A 3300-year-old seal and a dagger/sword reminiscent of Mycenaean swords were discovered in the Heart of western Anatolia

A unique 3300-year-old seal and a sword/dagger reminiscent of Mycenaean swords were unearthed during the excavations of Tavşanlı Höyük (Tavşanlı Mound), the oldest known settlement in Kütahya, dating back 8000 years.

The excavations started in Tavşanlı Höyük, which is called the “Heart of Western Anatolia” because it looks like a heart in aerial shots, and continue in cooperation with the Ministry of Culture and Tourism and Bilecik Şeyh Edebali University.

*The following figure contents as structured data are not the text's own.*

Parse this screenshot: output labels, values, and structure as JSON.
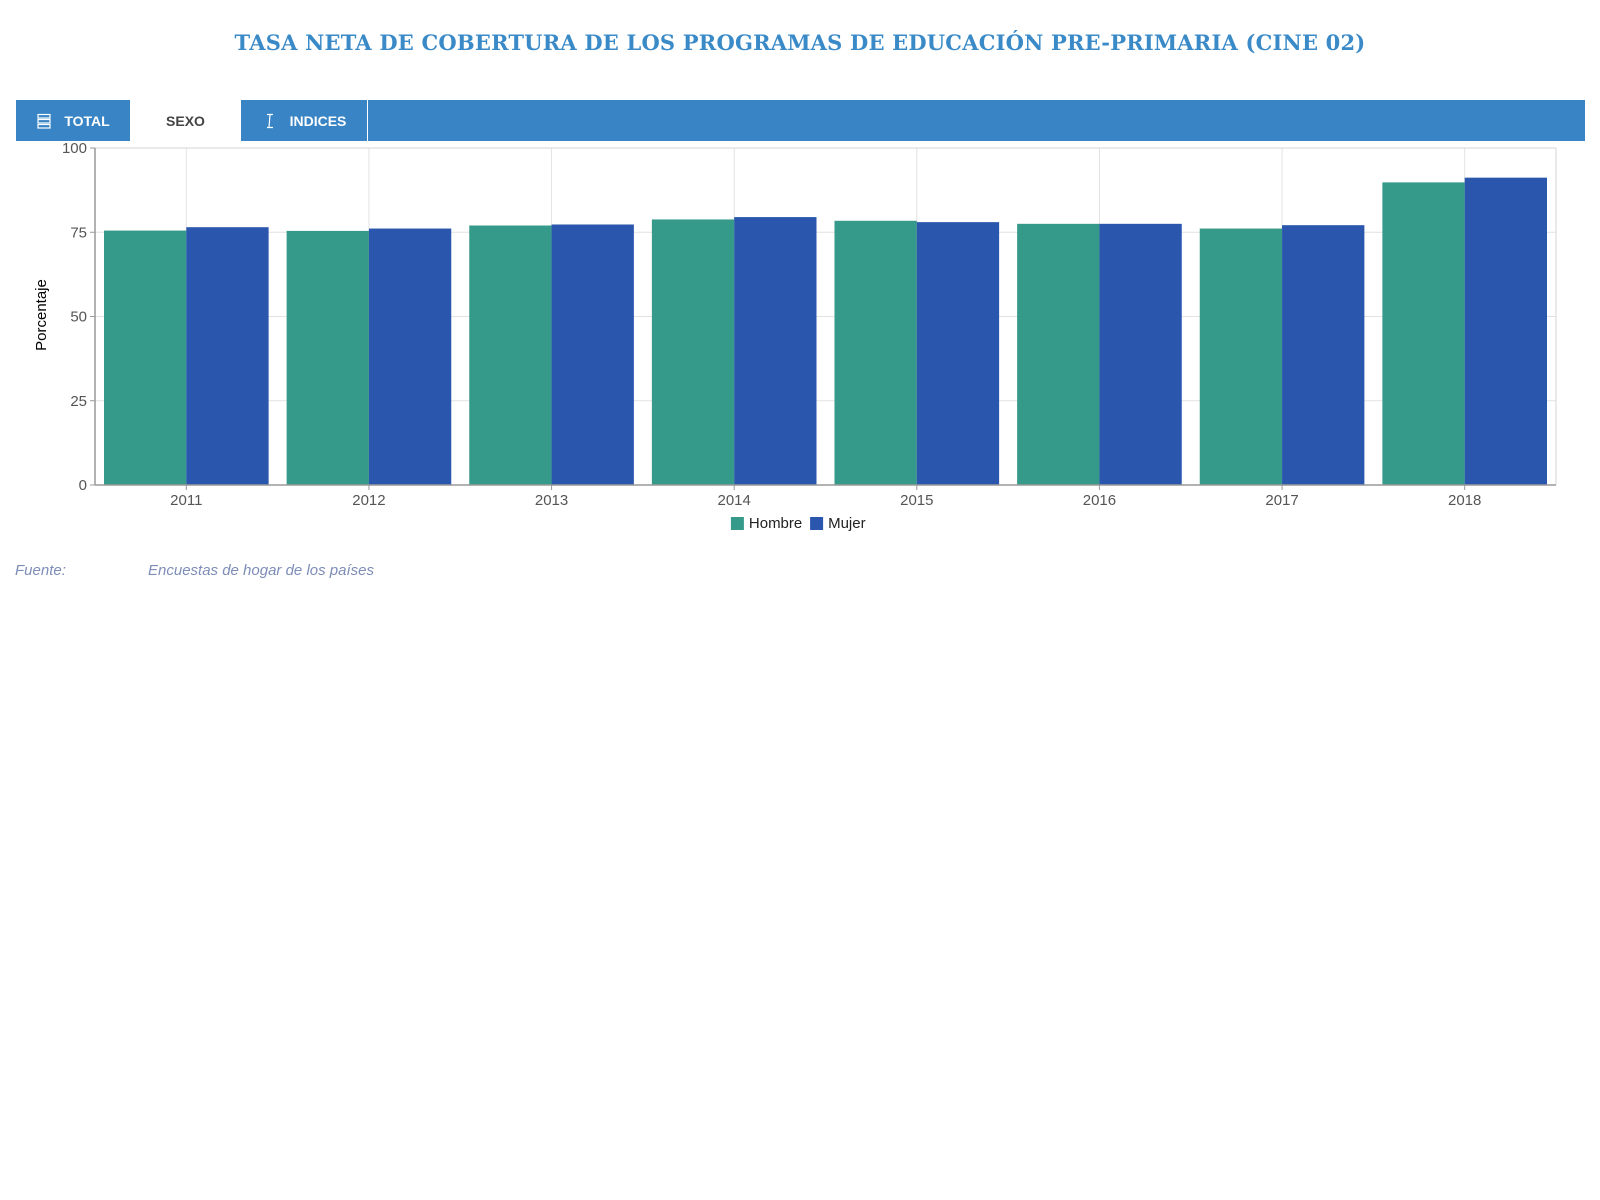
{
  "title": "TASA NETA DE COBERTURA DE LOS PROGRAMAS DE EDUCACIÓN PRE-PRIMARIA (CINE 02)",
  "tabs": [
    {
      "label": "TOTAL",
      "icon": "list-icon",
      "active": false
    },
    {
      "label": "SEXO",
      "icon": "",
      "active": true
    },
    {
      "label": "INDICES",
      "icon": "text-cursor-icon",
      "active": false
    }
  ],
  "colors": {
    "accent": "#3884c4",
    "title": "#3a8ac8",
    "hombre": "#369a8a",
    "mujer": "#2a57ad"
  },
  "chart_data": {
    "type": "bar",
    "categories": [
      "2011",
      "2012",
      "2013",
      "2014",
      "2015",
      "2016",
      "2017",
      "2018"
    ],
    "series": [
      {
        "name": "Hombre",
        "values": [
          75.5,
          75.4,
          77.0,
          78.8,
          78.4,
          77.5,
          76.1,
          89.8
        ]
      },
      {
        "name": "Mujer",
        "values": [
          76.5,
          76.1,
          77.3,
          79.5,
          78.0,
          77.5,
          77.1,
          91.2
        ]
      }
    ],
    "title": "",
    "xlabel": "",
    "ylabel": "Porcentaje",
    "ylim": [
      0,
      100
    ],
    "yticks": [
      0,
      25,
      50,
      75,
      100
    ],
    "grid": true,
    "legend": "bottom-center"
  },
  "source": {
    "label": "Fuente:",
    "text": "Encuestas de hogar de los países"
  }
}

It was announced that a unique 3300-year-old seal and a sword/dagger reminiscent of Mycenaean swords were unearthed in the excavations of Tavşanlı Höyük, with a post shared today from the official social account of the Department of Excavations and Researchs.

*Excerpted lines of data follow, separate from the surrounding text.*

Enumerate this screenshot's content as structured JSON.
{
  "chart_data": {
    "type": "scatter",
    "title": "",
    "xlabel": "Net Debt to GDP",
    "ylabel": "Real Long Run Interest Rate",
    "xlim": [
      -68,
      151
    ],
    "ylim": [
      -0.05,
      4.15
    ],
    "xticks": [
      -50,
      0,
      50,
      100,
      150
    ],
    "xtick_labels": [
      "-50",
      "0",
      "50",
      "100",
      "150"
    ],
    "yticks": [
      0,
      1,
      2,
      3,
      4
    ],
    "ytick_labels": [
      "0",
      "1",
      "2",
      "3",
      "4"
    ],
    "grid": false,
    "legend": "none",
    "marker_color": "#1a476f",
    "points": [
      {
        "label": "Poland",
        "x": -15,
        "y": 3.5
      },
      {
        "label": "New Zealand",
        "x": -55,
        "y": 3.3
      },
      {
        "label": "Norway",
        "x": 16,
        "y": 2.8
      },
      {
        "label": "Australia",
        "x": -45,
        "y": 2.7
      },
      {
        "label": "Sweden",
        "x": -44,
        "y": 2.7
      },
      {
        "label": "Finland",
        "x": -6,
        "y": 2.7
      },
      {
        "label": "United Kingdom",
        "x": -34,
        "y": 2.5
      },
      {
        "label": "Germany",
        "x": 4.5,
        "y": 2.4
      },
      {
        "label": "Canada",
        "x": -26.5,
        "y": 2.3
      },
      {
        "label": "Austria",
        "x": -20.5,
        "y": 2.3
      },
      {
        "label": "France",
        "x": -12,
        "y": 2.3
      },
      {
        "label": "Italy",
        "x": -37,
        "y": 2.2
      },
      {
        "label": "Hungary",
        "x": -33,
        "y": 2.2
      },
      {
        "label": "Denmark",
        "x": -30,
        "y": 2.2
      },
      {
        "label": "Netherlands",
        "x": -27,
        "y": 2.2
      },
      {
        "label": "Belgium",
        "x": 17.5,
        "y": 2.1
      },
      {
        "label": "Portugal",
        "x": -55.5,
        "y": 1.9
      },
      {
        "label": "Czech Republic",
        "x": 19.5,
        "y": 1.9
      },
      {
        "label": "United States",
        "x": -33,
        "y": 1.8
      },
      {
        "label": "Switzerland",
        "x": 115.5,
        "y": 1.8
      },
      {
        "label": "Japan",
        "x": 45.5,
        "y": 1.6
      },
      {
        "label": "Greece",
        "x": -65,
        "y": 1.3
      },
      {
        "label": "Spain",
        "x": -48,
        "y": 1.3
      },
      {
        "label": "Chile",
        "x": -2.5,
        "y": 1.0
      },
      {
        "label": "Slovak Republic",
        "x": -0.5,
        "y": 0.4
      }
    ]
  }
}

Heart of western Anatolia, Tavşanlı Höyük. Photo: Kütahya Governorate

Since Tavşanlı Höyük is located on the transition route between Western Anatolia and Central Anatolia regions, the studies carried out here are crucial in terms of understanding interregional communication.

The excavations of the mound, which spans an area of 45 hectares, are carried out by the Archeology Department of Bilecik Şeyh Edebali University. A team of 25 local and foreign experts accompanies the research carried out under the chairmanship of Associate Professor Erkan Fidan.

3300 years old seal
3300 years old seal. Twitter

The researchs determined that the settlement started to urbanize about 5000 years ago and became a big city 4000 years ago. With this settlement, the existence of a settlement that was contemporary with the last periods of the Hittite Empire, which was seen only in a few archaeological centers in Western Anatolia, was detected for the first time.

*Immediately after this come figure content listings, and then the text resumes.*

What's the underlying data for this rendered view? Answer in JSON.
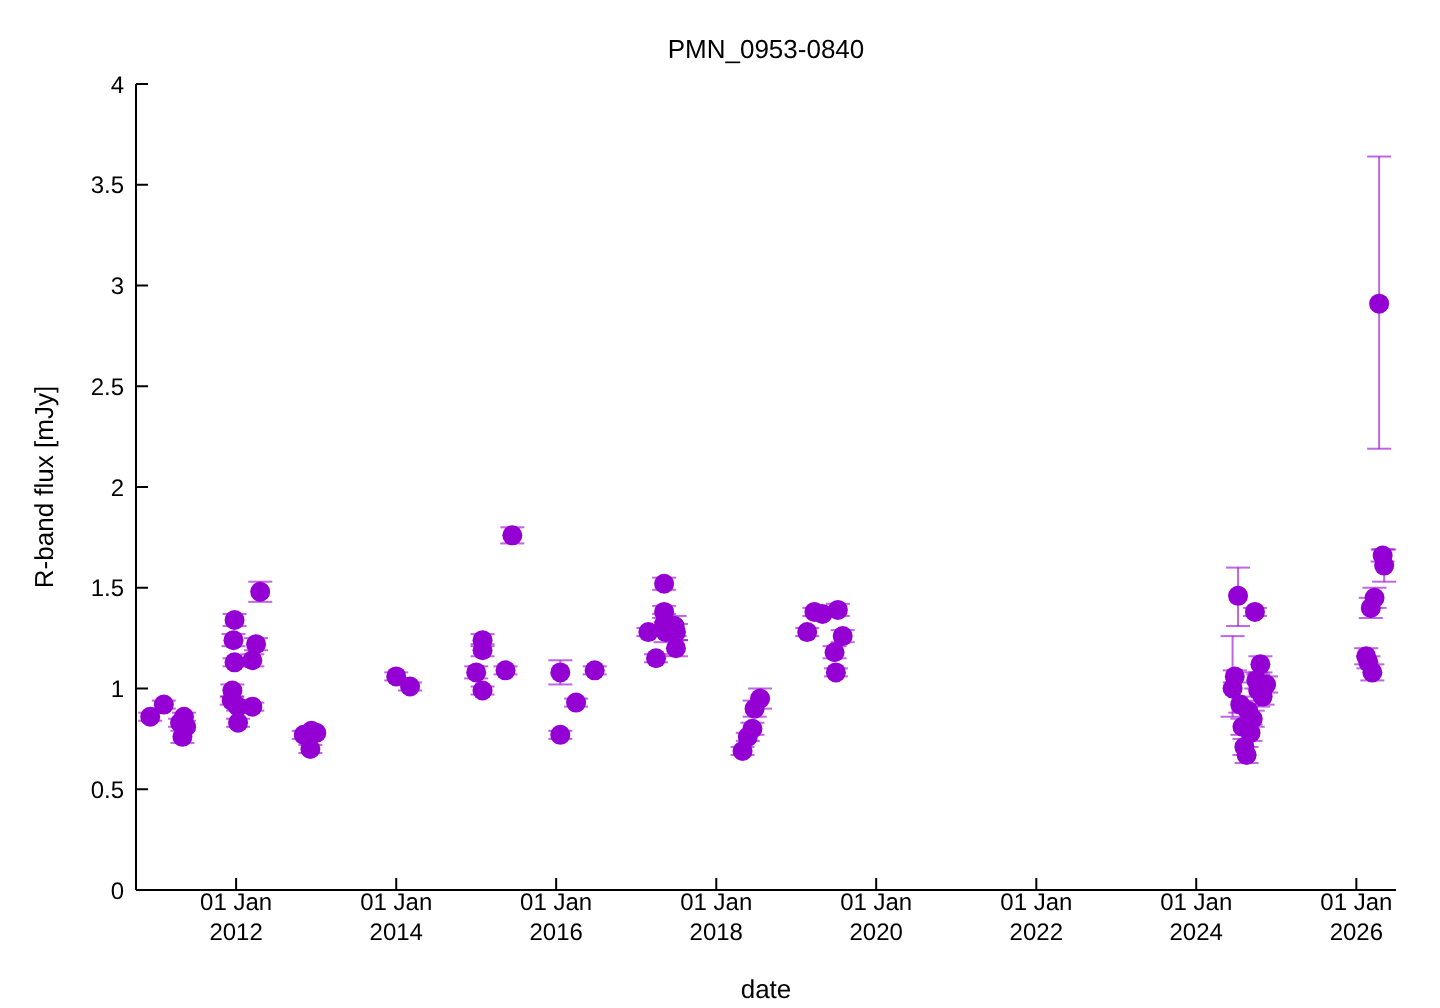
{
  "chart_data": {
    "type": "scatter",
    "title": "PMN_0953-0840",
    "xlabel": "date",
    "ylabel": "R-band flux [mJy]",
    "xlim": [
      "2010-10-01",
      "2026-07-01"
    ],
    "xticks": [
      {
        "value": "2012-01-01",
        "label": "01 Jan\n2012"
      },
      {
        "value": "2014-01-01",
        "label": "01 Jan\n2014"
      },
      {
        "value": "2016-01-01",
        "label": "01 Jan\n2016"
      },
      {
        "value": "2018-01-01",
        "label": "01 Jan\n2018"
      },
      {
        "value": "2020-01-01",
        "label": "01 Jan\n2020"
      },
      {
        "value": "2022-01-01",
        "label": "01 Jan\n2022"
      },
      {
        "value": "2024-01-01",
        "label": "01 Jan\n2024"
      },
      {
        "value": "2026-01-01",
        "label": "01 Jan\n2026"
      }
    ],
    "ylim": [
      0,
      4
    ],
    "yticks": [
      0,
      0.5,
      1,
      1.5,
      2,
      2.5,
      3,
      3.5,
      4
    ],
    "marker": "circle",
    "grid": false,
    "series": [
      {
        "color": "#9400d3",
        "x": [
          "2010-12-05",
          "2011-02-05",
          "2011-04-20",
          "2011-05-08",
          "2011-05-01",
          "2011-05-18",
          "2011-12-15",
          "2011-12-25",
          "2011-12-20",
          "2011-12-25",
          "2011-12-12",
          "2012-01-10",
          "2012-01-10",
          "2012-03-15",
          "2012-03-15",
          "2012-04-01",
          "2012-04-20",
          "2012-11-05",
          "2012-12-05",
          "2012-12-10",
          "2013-01-01",
          "2014-01-01",
          "2014-03-05",
          "2015-01-01",
          "2015-01-30",
          "2015-01-30",
          "2015-01-30",
          "2015-05-15",
          "2015-06-15",
          "2016-01-20",
          "2016-01-20",
          "2016-04-01",
          "2016-06-25",
          "2017-02-25",
          "2017-04-01",
          "2017-05-08",
          "2017-05-08",
          "2017-05-08",
          "2017-05-15",
          "2017-06-25",
          "2017-07-01",
          "2017-07-01",
          "2018-05-01",
          "2018-05-25",
          "2018-06-15",
          "2018-06-25",
          "2018-07-20",
          "2019-02-20",
          "2019-03-25",
          "2019-05-01",
          "2019-07-10",
          "2019-06-25",
          "2019-07-01",
          "2019-08-01",
          "2024-06-15",
          "2024-06-25",
          "2024-07-10",
          "2024-07-20",
          "2024-07-30",
          "2024-08-08",
          "2024-08-18",
          "2024-08-25",
          "2024-09-05",
          "2024-09-15",
          "2024-09-25",
          "2024-10-01",
          "2024-10-10",
          "2024-10-20",
          "2024-10-30",
          "2024-11-15",
          "2024-11-25",
          "2026-02-15",
          "2026-02-25",
          "2026-03-08",
          "2026-03-15",
          "2026-03-25",
          "2026-04-15",
          "2026-05-01",
          "2026-05-08"
        ],
        "values": [
          0.86,
          0.92,
          0.83,
          0.86,
          0.76,
          0.81,
          0.99,
          1.34,
          1.24,
          1.13,
          0.94,
          0.91,
          0.83,
          0.91,
          1.14,
          1.22,
          1.48,
          0.77,
          0.7,
          0.79,
          0.78,
          1.06,
          1.01,
          1.08,
          1.24,
          1.19,
          0.99,
          1.09,
          1.76,
          1.08,
          0.77,
          0.93,
          1.09,
          1.28,
          1.15,
          1.52,
          1.38,
          1.32,
          1.28,
          1.31,
          1.2,
          1.28,
          0.69,
          0.76,
          0.8,
          0.9,
          0.95,
          1.28,
          1.38,
          1.37,
          1.39,
          1.18,
          1.08,
          1.26,
          1.0,
          1.06,
          1.46,
          0.92,
          0.81,
          0.71,
          0.67,
          0.89,
          0.78,
          0.85,
          1.38,
          1.04,
          0.99,
          1.12,
          0.96,
          1.02,
          null,
          1.16,
          1.13,
          1.4,
          1.08,
          1.45,
          2.91,
          1.66,
          1.61
        ],
        "errors": [
          0.02,
          0.02,
          0.02,
          0.02,
          0.03,
          null,
          0.03,
          0.03,
          0.03,
          0.02,
          0.02,
          0.02,
          0.02,
          0.02,
          0.03,
          0.03,
          0.05,
          0.02,
          0.02,
          0.02,
          null,
          0.02,
          0.02,
          0.03,
          0.03,
          0.03,
          0.02,
          0.02,
          0.04,
          0.06,
          0.02,
          0.02,
          0.02,
          0.02,
          0.02,
          0.03,
          0.03,
          0.05,
          0.05,
          0.05,
          0.04,
          0.04,
          0.02,
          0.02,
          0.03,
          0.04,
          0.05,
          0.02,
          0.02,
          null,
          0.03,
          0.03,
          0.02,
          0.03,
          [
            0.86,
            1.26
          ],
          0.03,
          [
            1.31,
            1.6
          ],
          0.04,
          0.04,
          0.04,
          0.04,
          0.05,
          0.04,
          0.04,
          0.02,
          0.04,
          0.08,
          0.04,
          0.04,
          0.04,
          null,
          0.04,
          0.03,
          0.05,
          0.04,
          0.05,
          [
            2.19,
            3.64
          ],
          0.03,
          0.08
        ]
      }
    ]
  }
}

Tavşanlı Höyük is thought to be the capital of an unknown kingdom with an area of ​​50 hectares.

Sword/dagger reminiscent of Mycenaean swords. Twitter

The head of the excavation, Associate Professor Erkan Fidan, in a statement last year: “It is known that the peoples defined as Hatti in Central Anatolia and Luwi in Western Anatolia lived in this period. I can say that the Hittite civilization in Hatti and later is well known, but we do not have any information about the Luwian cities. I think that Tavşanlı Höyük may be a city belonging to the Luwians, which is seen as a missing link in Anatolian history,” he said.

According to the results of carbon 14 analyzes carried out in Tavşanlı Höyük, which is the oldest known settlement in Kütahya, it was determined that settlement began in this area 8,100 years ago.